In the first years of cultivation we’ll focus on two and ten hectare sections to equip our farm, refine our crop combinations, and train the farmers. Then we’ll gradually expand, using the lessons we’ve learned on the small-scale.
This will also be the stage where we recruit and train our farmers on regenerative methods. And while most of them will come with some experience, this is a knowledge-intensive form of farming that, although it needs far fewer external inputs than conventional farming (like synthetic fertiliser), requires a commitment to constant learning. But for the first time these farmers will have the support of a team, as invested in their success as they are.
Inch-by-inch
It is no small undertaking to erect a commercial farm in the middle of a wilderness. We’re doing something in the Simalaha that has never been done before. And because regenerative agriculture works in concert with a dynamic environment – rather than controlling all the variables – we’ve learned to expect the unexpected.
When they arise, we’ll respond with more adaptation, more flexibility.

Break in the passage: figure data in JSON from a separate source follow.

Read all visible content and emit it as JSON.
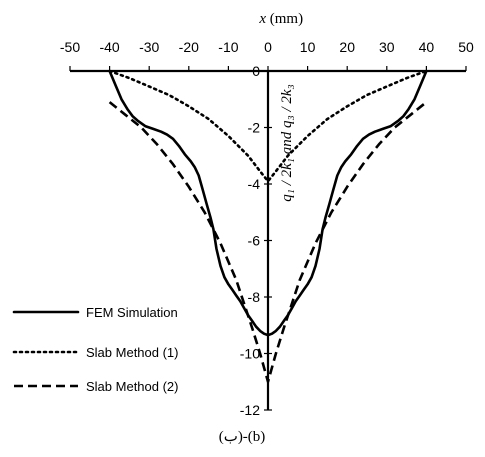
{
  "chart_data": {
    "type": "line",
    "xlabel_var": "x",
    "xlabel_unit": " (mm)",
    "ylabel": "q₁ / 2k₁  and  q₃ / 2k₃",
    "caption": "(ب)-(b)",
    "xlim": [
      -50,
      50
    ],
    "ylim": [
      -12,
      0
    ],
    "x_ticks": [
      -50,
      -40,
      -30,
      -20,
      -10,
      0,
      10,
      20,
      30,
      40,
      50
    ],
    "y_ticks": [
      0,
      -2,
      -4,
      -6,
      -8,
      -10,
      -12
    ],
    "x_axis_position": "top",
    "grid": false,
    "legend_position": "bottom-left",
    "series": [
      {
        "name": "FEM Simulation",
        "style": "solid",
        "color": "#000000",
        "x": [
          -40,
          -38.5,
          -37,
          -35.5,
          -34.2,
          -33,
          -31,
          -29,
          -27,
          -25.5,
          -24,
          -22.5,
          -21,
          -19.5,
          -18.5,
          -17.5,
          -16.5,
          -15.5,
          -14.5,
          -13.8,
          -13,
          -12,
          -11,
          -10,
          -9,
          -8,
          -7,
          -6,
          -5,
          -4,
          -3,
          -2,
          -1,
          0,
          1,
          2,
          3,
          4,
          5,
          6,
          7,
          8,
          9,
          10,
          11,
          12,
          13,
          13.8,
          14.5,
          15.5,
          16.5,
          17.5,
          18.5,
          19.5,
          21,
          22.5,
          24,
          25.5,
          27,
          29,
          31,
          33,
          34.2,
          35.5,
          37,
          38.5,
          40
        ],
        "y": [
          0,
          -0.5,
          -1.0,
          -1.35,
          -1.6,
          -1.75,
          -1.95,
          -2.05,
          -2.15,
          -2.25,
          -2.4,
          -2.65,
          -2.95,
          -3.2,
          -3.4,
          -3.7,
          -4.2,
          -4.7,
          -5.2,
          -5.6,
          -6.3,
          -6.9,
          -7.3,
          -7.55,
          -7.75,
          -7.95,
          -8.15,
          -8.4,
          -8.65,
          -8.85,
          -9.05,
          -9.2,
          -9.3,
          -9.35,
          -9.3,
          -9.2,
          -9.05,
          -8.85,
          -8.65,
          -8.4,
          -8.15,
          -7.95,
          -7.75,
          -7.55,
          -7.3,
          -6.9,
          -6.3,
          -5.6,
          -5.2,
          -4.7,
          -4.2,
          -3.7,
          -3.4,
          -3.2,
          -2.95,
          -2.65,
          -2.4,
          -2.25,
          -2.15,
          -2.05,
          -1.95,
          -1.75,
          -1.6,
          -1.35,
          -1.0,
          -0.5,
          0
        ]
      },
      {
        "name": "Slab Method (1)",
        "style": "dotted",
        "color": "#000000",
        "x": [
          -40,
          -35,
          -30,
          -25,
          -20,
          -15,
          -10,
          -5,
          -2,
          0,
          2,
          5,
          10,
          15,
          20,
          25,
          30,
          35,
          40
        ],
        "y": [
          0,
          -0.25,
          -0.55,
          -0.85,
          -1.25,
          -1.7,
          -2.3,
          -3.0,
          -3.55,
          -3.9,
          -3.55,
          -3.0,
          -2.3,
          -1.7,
          -1.25,
          -0.85,
          -0.55,
          -0.25,
          0
        ]
      },
      {
        "name": "Slab Method (2)",
        "style": "dashed",
        "color": "#000000",
        "x": [
          -40,
          -36,
          -32,
          -28,
          -24,
          -20,
          -16,
          -12,
          -8,
          -4,
          -2,
          0,
          2,
          4,
          8,
          12,
          16,
          20,
          24,
          28,
          32,
          36,
          40
        ],
        "y": [
          -1.1,
          -1.55,
          -2.0,
          -2.6,
          -3.3,
          -4.1,
          -5.0,
          -6.1,
          -7.4,
          -9.1,
          -10.0,
          -11.0,
          -10.0,
          -9.1,
          -7.4,
          -6.1,
          -5.0,
          -4.1,
          -3.3,
          -2.6,
          -2.0,
          -1.55,
          -1.1
        ]
      }
    ]
  }
}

“It can be slow and cumbersome at times, but the more patient, open and accepting of changes at the beginning we are, the more resilient and supported the project is later on,” says Cenizo. He reminds us that whenever we get discouraged by delays and setbacks, we consider the fact that we’re doing something extremely complex. Peace Parks Foundation, along with myriad partners – of which Grounded is one – is building an inclusive, nature-based economy in the Simalaha that we hope will sustain generations of people.
We’re not interested in so-called progress that is quickly attainable, but unsustainable. Regenerative agriculture is about quality. It can be scalable, but not before it delivers quality. We want holistic regeneration of livelihoods and landscapes. And measure by measure, we’ll get there.